Methylene Diffusion in Agar Phantoms
Researchers have long considered diffusion of substances as an extremely complex process and proposed various phantoms as models to study the effects of physicochemical on the human body and to stimulate biological organs. Studies show that aqueous agar phantom systems of low concentrations best suit this purpose as they are inexpensive to prepare, in addition to resembling the desired tissue . Various experimental methods have been suggested to treat the drug diffusion phenomena in complex systems. Moreover, researchers have proposed methylene blue in monitoring the diffusion process in gel-like materials to stimulate processes taking place in living tissues, given that the size of the molecule is similar to the size of other chemotherapeutic drugs. Methylene blue has played a key function in microbiology and pharmacology such as staining living organisms, treating methemoglobinemia, and its recent reconsiderations as a drug in photodynamic therapy. For instance, Orth and coauthors’ findings, indicate that methylene blue administered through intratumoral injection alongside an illumination by argon-pumped dye lasers do kill xenotransplanted tumors found in animals as well as recurrent esophageal tumors in patients. This study investigates methylene blue diffusion in agar phantoms using optical absorption techniques.
Genina, et al. conducted a study on the diffusion of aqueous methylene blue solutions into agar gels using novel optical techniques as well as photoacoustic spectroscopy. The authors performed an optic study illuminated with a transparent tube with samples of agar. The authors also carried out data acquisition in transmission using eight photodiodes. The authors used this technique to facilitate the measuring of methylene blue’s diffusion into agar, functioning as positioning and time. The authors monitored the diffusion process using the photoacoustic technique and a modification of Rosenwaig’s photoacoustic cell. The sample was illuminated using modulated red laser beams functioning at fixed frequency. In both techniques a simple theoretical analyses facilitated the determination of effective optical properties and its evolution.

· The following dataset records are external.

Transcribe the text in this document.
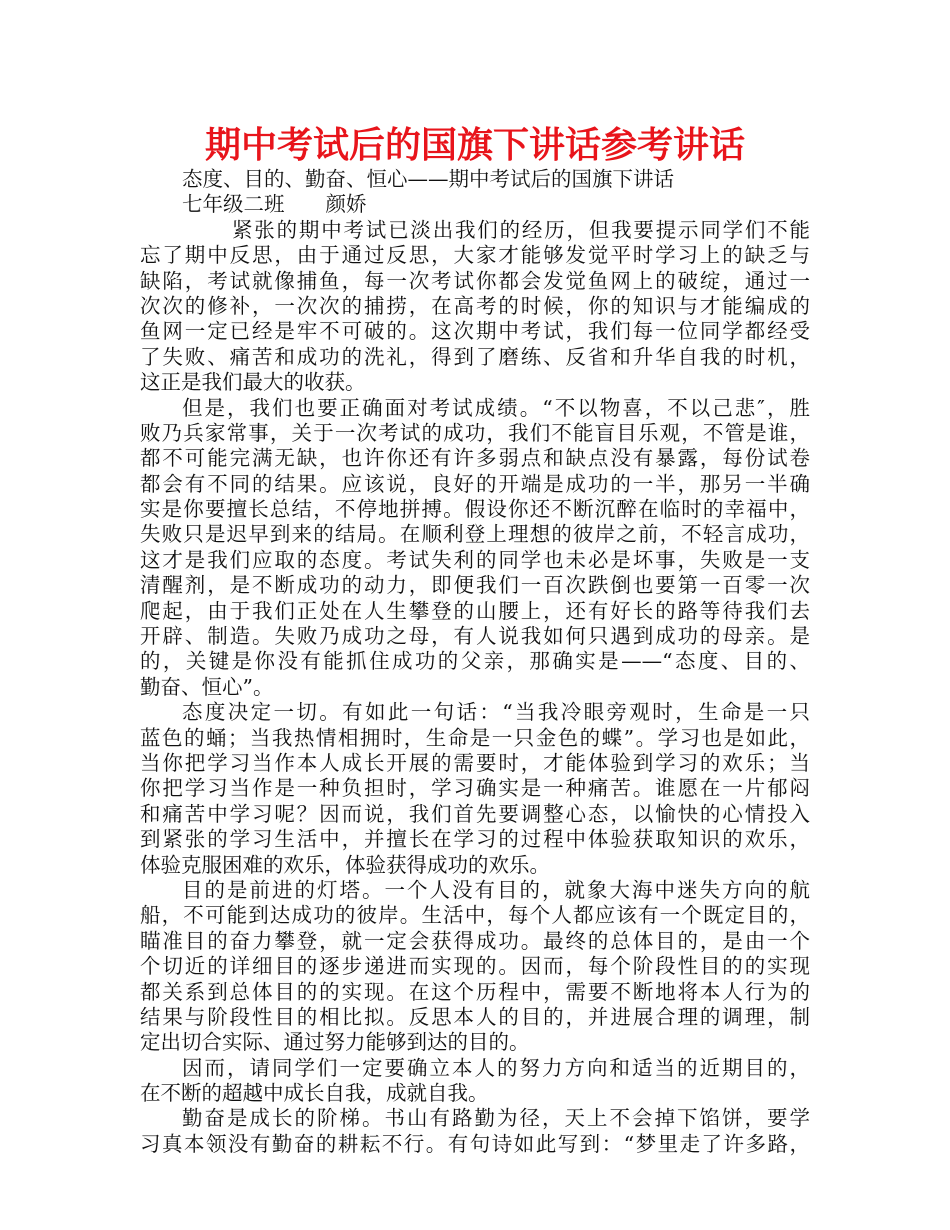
期中考试后的国旗下讲话参考讲话
态度、目的、勤奋、恒心——期中考试后的国旗下讲话
七年级二班　　颜娇
紧张的期中考试已淡出我们的经历，但我要提示同学们不能
忘了期中反思，由于通过反思，大家才能够发觉平时学习上的缺乏与
缺陷，考试就像捕鱼，每一次考试你都会发觉鱼网上的破绽，通过一
次次的修补，一次次的捕捞，在高考的时候，你的知识与才能编成的
鱼网一定已经是牢不可破的。这次期中考试，我们每一位同学都经受
了失败、痛苦和成功的洗礼，得到了磨练、反省和升华自我的时机，
这正是我们最大的收获。
但是，我们也要正确面对考试成绩。“不以物喜，不以己悲″，胜
败乃兵家常事，关于一次考试的成功，我们不能盲目乐观，不管是谁，
都不可能完满无缺，也许你还有许多弱点和缺点没有暴露，每份试卷
都会有不同的结果。应该说，良好的开端是成功的一半，那另一半确
实是你要擅长总结，不停地拼搏。假设你还不断沉醉在临时的幸福中，
失败只是迟早到来的结局。在顺利登上理想的彼岸之前，不轻言成功，
这才是我们应取的态度。考试失利的同学也未必是坏事，失败是一支
清醒剂，是不断成功的动力，即便我们一百次跌倒也要第一百零一次
爬起，由于我们正处在人生攀登的山腰上，还有好长的路等待我们去
开辟、制造。失败乃成功之母，有人说我如何只遇到成功的母亲。是
的，关键是你没有能抓住成功的父亲，那确实是——“态度、目的、
勤奋、恒心”。
态度决定一切。有如此一句话：“当我冷眼旁观时，生命是一只
蓝色的蛹；当我热情相拥时，生命是一只金色的蝶”。学习也是如此，
当你把学习当作本人成长开展的需要时，才能体验到学习的欢乐；当
你把学习当作是一种负担时，学习确实是一种痛苦。谁愿在一片郁闷
和痛苦中学习呢？因而说，我们首先要调整心态，以愉快的心情投入
到紧张的学习生活中，并擅长在学习的过程中体验获取知识的欢乐，
体验克服困难的欢乐，体验获得成功的欢乐。
目的是前进的灯塔。一个人没有目的，就象大海中迷失方向的航
船，不可能到达成功的彼岸。生活中，每个人都应该有一个既定目的，
瞄准目的奋力攀登，就一定会获得成功。最终的总体目的，是由一个
个切近的详细目的逐步递进而实现的。因而，每个阶段性目的的实现
都关系到总体目的的实现。在这个历程中，需要不断地将本人行为的
结果与阶段性目的相比拟。反思本人的目的，并进展合理的调理，制
定出切合实际、通过努力能够到达的目的。
因而，请同学们一定要确立本人的努力方向和适当的近期目的，
在不断的超越中成长自我，成就自我。
勤奋是成长的阶梯。书山有路勤为径，天上不会掉下馅饼，要学
习真本领没有勤奋的耕耘不行。有句诗如此写到：“梦里走了许多路，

The stabilization time was also investigated, with the study findings revealing that the characteristic time for stabilizing the dye diffusion process increased with agar concentration.
The study findings confirms previous study findings revealing that an increase in agar concentration in water by five times increases the stabilization rate by 10%, a behavior that is expected in low agar concentrations. Yet on high agar concentrations, the stabilization process takes longer time intervals. In both concentrations, the link in agar molecules generates strong structures that are harder for dyes to penetrate. Furthermore, using both measurements facilitated the production of an integrated analysis of the diffusion process. The optical technique provides useful information on the wavelengths to be used in illuminating lasers. In methylene blue’s case, the use of a red laser monitoring explains the good quality of the resultant experimental data. Contrastingly, the photoacoustic technique is useful in the study of living tissue samples where lateral profiles of practical measurements are possible.

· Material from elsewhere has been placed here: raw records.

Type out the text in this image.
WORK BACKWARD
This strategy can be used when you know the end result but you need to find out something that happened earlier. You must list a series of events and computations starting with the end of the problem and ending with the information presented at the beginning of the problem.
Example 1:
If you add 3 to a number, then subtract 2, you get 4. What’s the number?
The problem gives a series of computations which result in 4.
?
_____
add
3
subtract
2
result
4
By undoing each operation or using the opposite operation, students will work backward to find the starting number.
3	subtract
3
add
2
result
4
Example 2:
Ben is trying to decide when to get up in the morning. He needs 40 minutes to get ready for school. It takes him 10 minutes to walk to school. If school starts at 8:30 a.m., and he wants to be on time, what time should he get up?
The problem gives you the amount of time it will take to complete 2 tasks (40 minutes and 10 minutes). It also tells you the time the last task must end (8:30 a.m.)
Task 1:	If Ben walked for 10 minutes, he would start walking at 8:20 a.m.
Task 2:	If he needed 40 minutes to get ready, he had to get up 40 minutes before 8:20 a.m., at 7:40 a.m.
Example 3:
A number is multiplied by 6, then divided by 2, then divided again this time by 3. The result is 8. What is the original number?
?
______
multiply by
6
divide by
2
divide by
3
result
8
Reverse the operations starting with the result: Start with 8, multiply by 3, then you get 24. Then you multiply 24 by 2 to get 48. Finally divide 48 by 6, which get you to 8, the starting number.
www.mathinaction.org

The optical measurement facilitates the obtaining of direct results as well as the observing of optical absorption coefficients as positional functions. The study findings reveal a close relationship of concentration with optical absorption coefficients. This allows us to infer that a direct measurement of dye concentration and time and positions functions are possible. This study investigates the diffusion process of methylene blue agar gel phantoms using photoacoustic spectroscopy and an optical methodology using conventional cells. The techniques offer a useful analysis of the diffusion process as both studies indicate that an increase in agar concentrations slows down the diffusion process of methylene blue.